I do, in fact, think the AI companies software is serious slop. I've read some of the Claude Code source.
And, we're not talking about hypothetical attacks here. Prompt injection attacks have happened. Supply chain attacks that agents fell for have happened.
https://venturebeat.com/security/six-exploits-broke-ai-codin...
I'm going to "security in depth" these gullible little thinky guys in my computer, but you do what makes you happy.
Slop is less of a problem than the incentive such companies have to “accidentally” hoover up whatever data is accessible.
Do you also run your browser in the VM? Why would an agent be less trusted than any other piece of software?
I don't run anything but the agent and the project it's working on and the tools it needs to work on the project in the VM.
You can't see how the agent having no access to anything other than what it's working on is safer than the agent having access to my home directory with all of my credentials?
Look, you do whatever you want to do with your agents and your computer. I'm going to...contain them.
https://venturebeat.com/security/six-exploits-broke-ai-codin...

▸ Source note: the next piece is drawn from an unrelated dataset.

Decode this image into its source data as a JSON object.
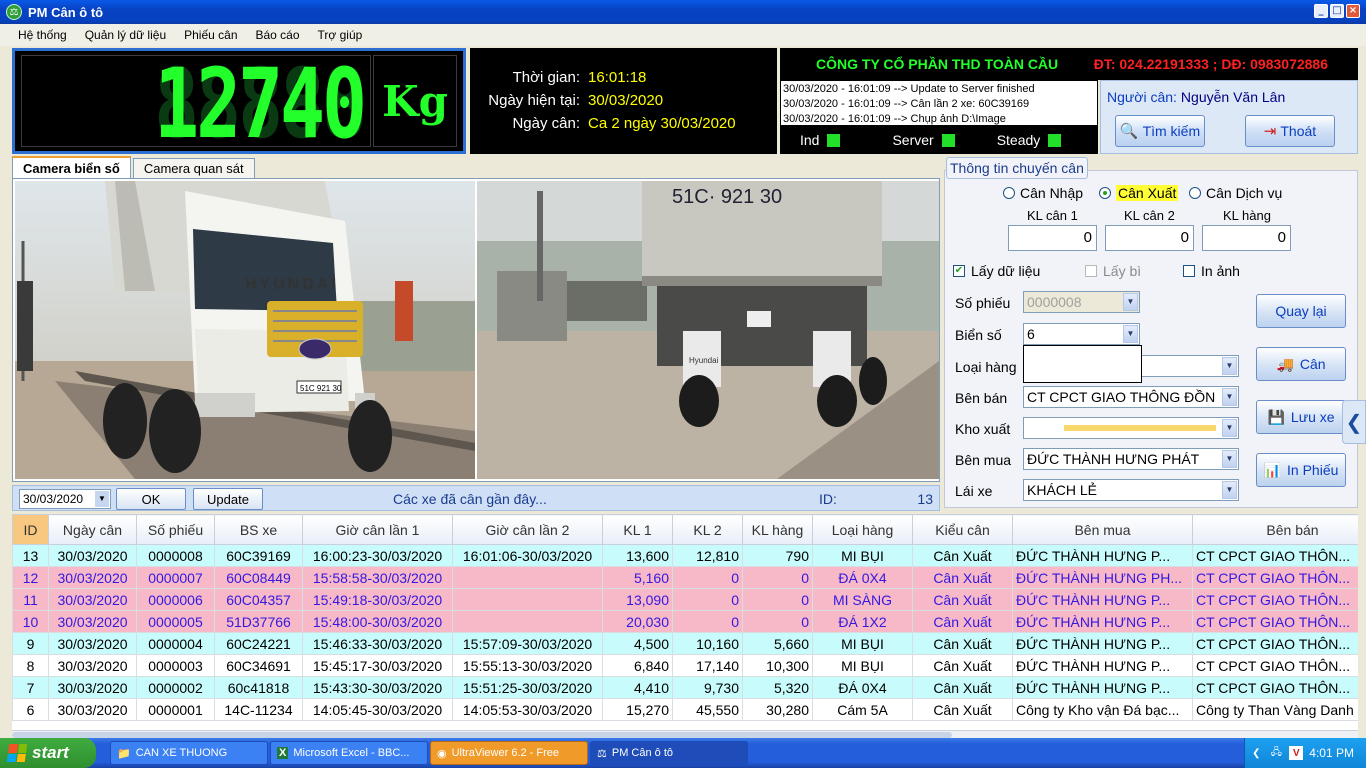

Seriously, you dont see any difference? A agent is non deterministic and may delete or change you data as a normal matter of operations. A browser, barring bugs or security issues, would not delete or modify the data you have outside the browser.
But then I close my laptop and it’s not running on the headless host anymore right
That's also true if you're running the agent directly on your laptop OS.
In that case, maybe you want VMs at hosting providers. There are companies building ephemeral VM and container orchestration layers for this kind of thing, I haven't played with them, though. It seems like a reasonable idea, though. One isolated environment per project or repo. Only the secrets needed for that one project and an agent that can't reach outside of it.
I've considered building something along those lines, and actually do run my security auditing benchmarks in containers automatically (that was originally to prevent the models from cheating, because you can disable network, but it has other pleasant side effects).
It's actually not that big of a lift these days to spin up containers on-demand and put just what's needed inside it (including the authentication info for the agent). I probably should automate it..right now I just have four permanent VMs setup for my various types of work: My day job, my open source projects, my benchmark and security work, and some side projects. Plus some temporary ones for experiments.
No, it actually continues running headless on the host, and you can reconnect from another laptop or mobile phone, or even ssh to the host and attach to the session. At least Codex desktop app works this way.
Codex, Claude Code, ZAI — they continue work in headless mode, when you close your laptop, if you have connected to remote machine
Examples here?
[dead]
What's stopping a CLI from doing the same?
I've never used IDEs and never will, why are these things being constantly shoved down our throats?